Choisis ta rencontre


—Je suis en retard ! J’y comprends rien à ces machins électroniques ! C’est vraiment plus de mon âge.
—J… Je vous en prie.
—On peut pas te louper avec tes initiales brodées sur ta petite écharpe, mon cher Pierre-Edouard.
—Vous… vous voulez commander ?
—Un double !
—Juste un café pour moi, merci.
—Alors jeune homme, ton bouquin, tu vas l’appeler comment ?
— Je ne sais pas encore. Peut-être « Vengeance crépusculaire »
—Je suis sûr que ma femme aurait adoré ! Dommage qu’elle soit morte. En même temps, c’est de sa faute hein !
—Vous êtes… différent de ce que je lisais dans vos lettres.
—C’est la liberté ça. Après avoir fait 17 ans, surtout à cause d’une salope comme elle ! J’ai peut-être 80 balais, mais je vais bien profiter du peu de temps qu’il me reste.
T’es plus beau que je me l’imaginais !
—Vous… avez tué votre… femme, c’est, c’est bien ça ?
—Ouais ! Et je regrette pas du tout ce que j’ai fait ! Elle a découvert que j’avais un amant, un maraîcher dans le 10éme, et je peux te dire qu’il avait une sacré banane ! T’aimes bien les bananes toi ?
—Euh… Euh oui
—Le 2 avril 98, au soir, je devais rejoindre Paolo pour lui astiquer le poireau. Quand je suis arrivé j’ai vu ma femme sur lui. Au début j’ai cru qu’il m’avait caché qu’il aimait les abricots aussi ! Mais quand j’ai compris que ce qu’il y avait par terre, c’était pas du coulis de fraise, j’ai pris la première pastèque que j’ai vu et BAM en plein dans sa poire !

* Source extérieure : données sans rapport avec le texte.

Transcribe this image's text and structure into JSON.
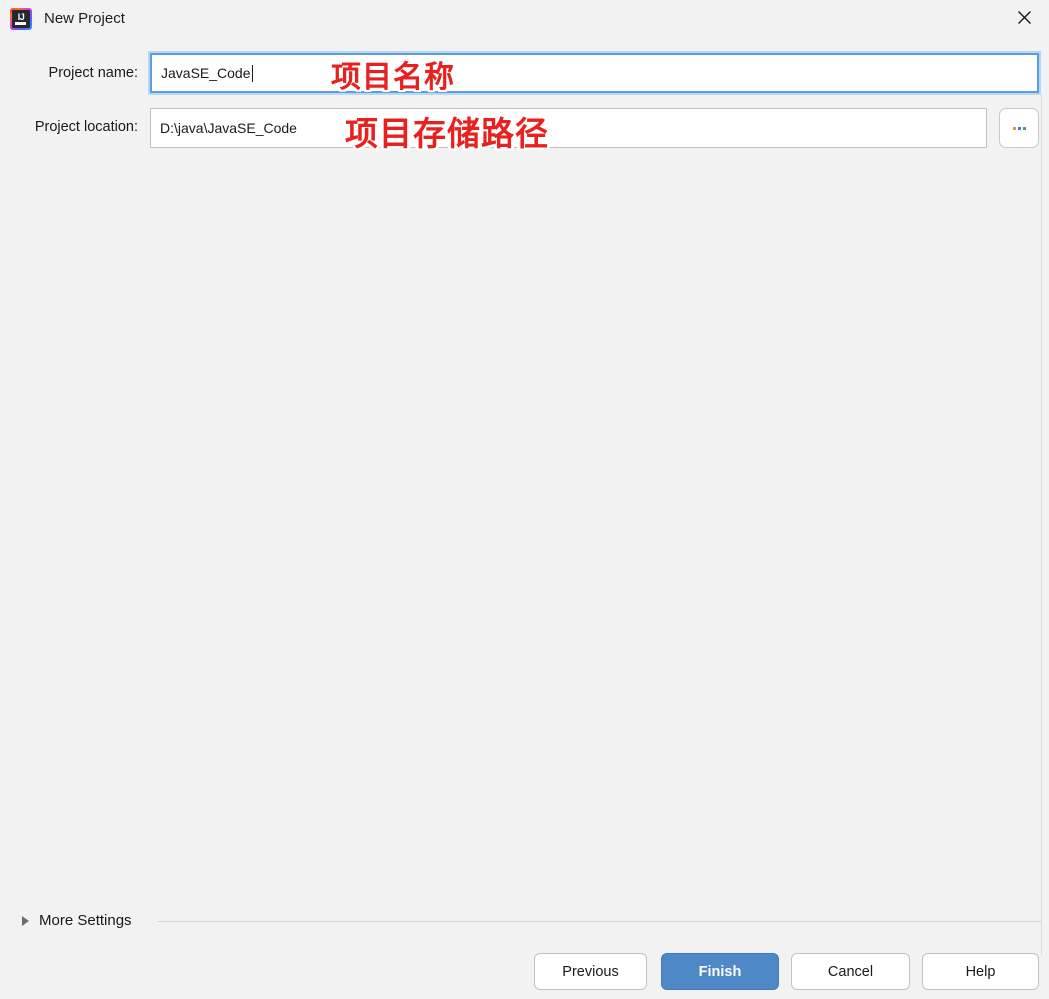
{
  "window": {
    "title": "New Project",
    "app_icon": "intellij-idea-icon",
    "close_icon": "close-icon"
  },
  "form": {
    "project_name": {
      "label": "Project name:",
      "value": "JavaSE_Code",
      "placeholder": "",
      "focused": true
    },
    "project_location": {
      "label": "Project location:",
      "value": "D:\\java\\JavaSE_Code",
      "placeholder": "",
      "focused": false
    },
    "browse_button": {
      "label": "...",
      "icon": "ellipsis-icon"
    }
  },
  "annotations": [
    {
      "text": "项目名称",
      "color": "#e8211f"
    },
    {
      "text": "项目存储路径",
      "color": "#e8211f"
    }
  ],
  "more_settings": {
    "label": "More Settings",
    "expanded": false,
    "icon": "chevron-right-icon"
  },
  "buttons": {
    "previous": "Previous",
    "finish": "Finish",
    "cancel": "Cancel",
    "help": "Help"
  },
  "colors": {
    "background": "#f2f2f2",
    "focus_border": "#5c9ddb",
    "focus_glow": "#b8d7f2",
    "primary_button": "#4f88c6",
    "annotation_red": "#e8211f"
  }
}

Hey, ça va mon mignon ? T’es tout pâle. Si tu veux, je connais quelque chose qui va te redonner des couleurs. Les bananes je les préfère flambées, pas toi ?
—Je… Je pense qu’on va s’arrêter là Monsieur Bertin.
— Appelle-moi Albert, Tonton Albert.
Mais attend, t’en vas pas ! T’as même pas bu ton café ! Tu veux qu’on aille le prendre chez toi mon biquet ?
—Bonjour Monsieur Bertin, je suis désolé, je suis en retard.
—J’attends depuis un quart d’heure.
—Je suis vraiment navré, Monsieur.
—Je viens de sortir de prison, je n’ai pas envie de perdre du temps à attendre des écrivains prétentieux.
—Il y a eu un accident grave de voyageur, je ne pouvais pas faire autrement, je suis désolé.
—Asseyez-vous. Je ne vous ai rien commandé. Dépêchez-vous.
Posez-moi vos questions.
—D’accord, comme vous voudrez.
A quoi pensiez-vous le plus quand vous étiez enfermé ?
—Rentrons dans le vif du sujet plutôt.
—Vous avez assassiné votre femme ?
—J’avais besoin de vacances et je n’étais encore jamais allé Fleury-Merogis.
—Très bien…
Pourquoi vous l’avez tué ?
—Elle m’avait contrarié.
—Contrarié ?
—Elle m’a cuisiné des tomates.
—Excusez-moi ?
—Je ne supporte pas les imbéciles, les pantouflards, les naïfs, les rigides, les utopistes.
Je m’en débarrasse. Comme cette jolie Nicole.
—Votre épouse ne s’appelait pas Madeleine ?
—Si.
—Vous… vous êtes conscient que je ne peux garder ces confidences pour moi.
—Vous êtes conscient que vous avez eu 15 minutes de retard.